In addition to checking out local restaurants, auto repair shops, and dry cleaners, you can check out health care providers on a new-and-improving consumer review portal on Yelp.
While Yelp has been serving up consumer comments on doctors, hospitals, clinical labs, nursing homes and dentists for several years, the review site is partnering with ProPublica, the journalism portal, to complement the data collected on health in local communities. Yelp’s CEO, Jeremy Stoppelman, made the announcement in the company blog on August 5 2015.
Yelp has amassed over 1.3 million health reviews, and ProPublica will have access to those as part of this alliance. Yelp gets to access and publish from ProPublica’s databases on health providers which has been culled from information from the Centers for Medicare and Medicaid Services (CMS) on 4,600 hospitals, 15,000 nursing homes, and 6,300 dialysis centers — in addition to ProPublica’s original research like the recently-developed Surgeon Scorecard.
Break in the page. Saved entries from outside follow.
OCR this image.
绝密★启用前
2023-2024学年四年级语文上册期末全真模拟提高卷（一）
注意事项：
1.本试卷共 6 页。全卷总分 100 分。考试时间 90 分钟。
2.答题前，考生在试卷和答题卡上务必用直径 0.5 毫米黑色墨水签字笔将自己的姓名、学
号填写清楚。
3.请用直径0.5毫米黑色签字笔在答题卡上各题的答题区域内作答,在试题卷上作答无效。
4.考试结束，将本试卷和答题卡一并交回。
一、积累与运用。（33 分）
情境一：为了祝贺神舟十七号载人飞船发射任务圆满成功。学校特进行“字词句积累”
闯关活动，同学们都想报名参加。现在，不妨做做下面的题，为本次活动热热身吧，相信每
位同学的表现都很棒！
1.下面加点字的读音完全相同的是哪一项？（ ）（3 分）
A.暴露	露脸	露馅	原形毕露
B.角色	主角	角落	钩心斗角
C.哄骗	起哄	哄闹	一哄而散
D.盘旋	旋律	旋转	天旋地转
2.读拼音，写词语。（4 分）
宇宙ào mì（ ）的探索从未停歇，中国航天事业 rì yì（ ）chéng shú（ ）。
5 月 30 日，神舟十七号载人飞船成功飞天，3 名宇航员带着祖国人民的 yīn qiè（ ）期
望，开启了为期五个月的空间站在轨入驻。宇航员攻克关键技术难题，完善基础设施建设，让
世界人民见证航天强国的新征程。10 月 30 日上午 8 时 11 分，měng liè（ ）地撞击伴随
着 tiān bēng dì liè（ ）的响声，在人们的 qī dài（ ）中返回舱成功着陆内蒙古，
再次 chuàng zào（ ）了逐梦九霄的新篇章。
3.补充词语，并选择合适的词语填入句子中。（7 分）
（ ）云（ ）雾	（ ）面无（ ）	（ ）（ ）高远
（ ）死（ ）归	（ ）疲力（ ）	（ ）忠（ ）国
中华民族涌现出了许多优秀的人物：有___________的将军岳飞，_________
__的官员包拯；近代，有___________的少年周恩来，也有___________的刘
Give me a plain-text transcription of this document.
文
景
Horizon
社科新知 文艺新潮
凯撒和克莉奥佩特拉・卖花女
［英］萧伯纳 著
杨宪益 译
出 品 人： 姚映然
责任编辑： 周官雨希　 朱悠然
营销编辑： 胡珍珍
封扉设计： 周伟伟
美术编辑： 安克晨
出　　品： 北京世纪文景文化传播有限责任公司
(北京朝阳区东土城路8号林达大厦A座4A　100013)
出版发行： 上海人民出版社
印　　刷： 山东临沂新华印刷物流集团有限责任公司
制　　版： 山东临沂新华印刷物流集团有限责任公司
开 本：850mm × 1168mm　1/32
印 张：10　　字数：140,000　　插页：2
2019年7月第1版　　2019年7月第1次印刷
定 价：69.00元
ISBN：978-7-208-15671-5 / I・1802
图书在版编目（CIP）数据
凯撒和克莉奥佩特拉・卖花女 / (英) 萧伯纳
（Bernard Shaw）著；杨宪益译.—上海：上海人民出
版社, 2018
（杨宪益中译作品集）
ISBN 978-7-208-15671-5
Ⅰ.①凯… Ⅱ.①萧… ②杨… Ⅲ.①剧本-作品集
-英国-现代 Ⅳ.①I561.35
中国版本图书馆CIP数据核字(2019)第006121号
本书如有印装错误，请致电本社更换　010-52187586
This morning, Charles Orenstein of ProPublica posted this blog titled “Stay Far, Far Away,” based on one patient’s review posted on Yelp. The review was for a dental clinic and the title snipped was taken from an entire sentence-warning the consumer wrote: “Learn from my terrible experience and stay far, far away.”
As the bar chart illustrates, the vast majority of Yelp’s healthcare reviews over all types of providers receive 4 or 5 stars. Reviews of physicians are more distributed across the 5-star ratings, with 6 in 10 getting 4 or 5 stars. 1 in 4 (23%) receive only 1 or 2 stars.
Poor reviews on Yelp have led the AMA and individual physicians to protest the concept: you can read coverage of this discontent in a 2010 column in American Medical News here. JAMA, the Journal of the AMA, published a study on consumer awareness, perceptions, and use of online physician rating sites in 2014. The study found that 60% of patients believe physicians’ ratings on websites are important when looking for a primary care physician. Furthermore, of those who used such a site to see a physician, 35% picked a doctor based on good ratings, and 27% avoided doctors with bad ratings.
Here is Jeremy Stoppelman’s 2003 interview with Mashable on his motivation for starting Yelp in the first place: “solve my own need of finding a great doctor.”
Health Populi’s Hot Points: The growth of consumer-directed health plans, and especially high-deductible insurance plans and health savings accounts, is driving patients’ demand for information like Yelp’s healthcare reviews. Health provider report cards and ratings organizations have provided some of this information for the better part of a decade (and even longer for HealthGrades). But consumers have had trouble locating these sources, finding the kinds of data points they’re most interested to know about, and lacking comprehensive information enabling fully-informed decision making.
Yelp’s joining with ProPublica will help to fill in this information gap so crucial to realizing true consumer-directed healthcare. Physicians and other health providers will have to get used to being compared, reviewed, dissed and “liked” in the public forum the way restaurants, washing machines, and hotel rooms are rated.
Consumers are social, health is social, and peer-to-peer healthcare is the new normal for patients, caregivers, and consumers.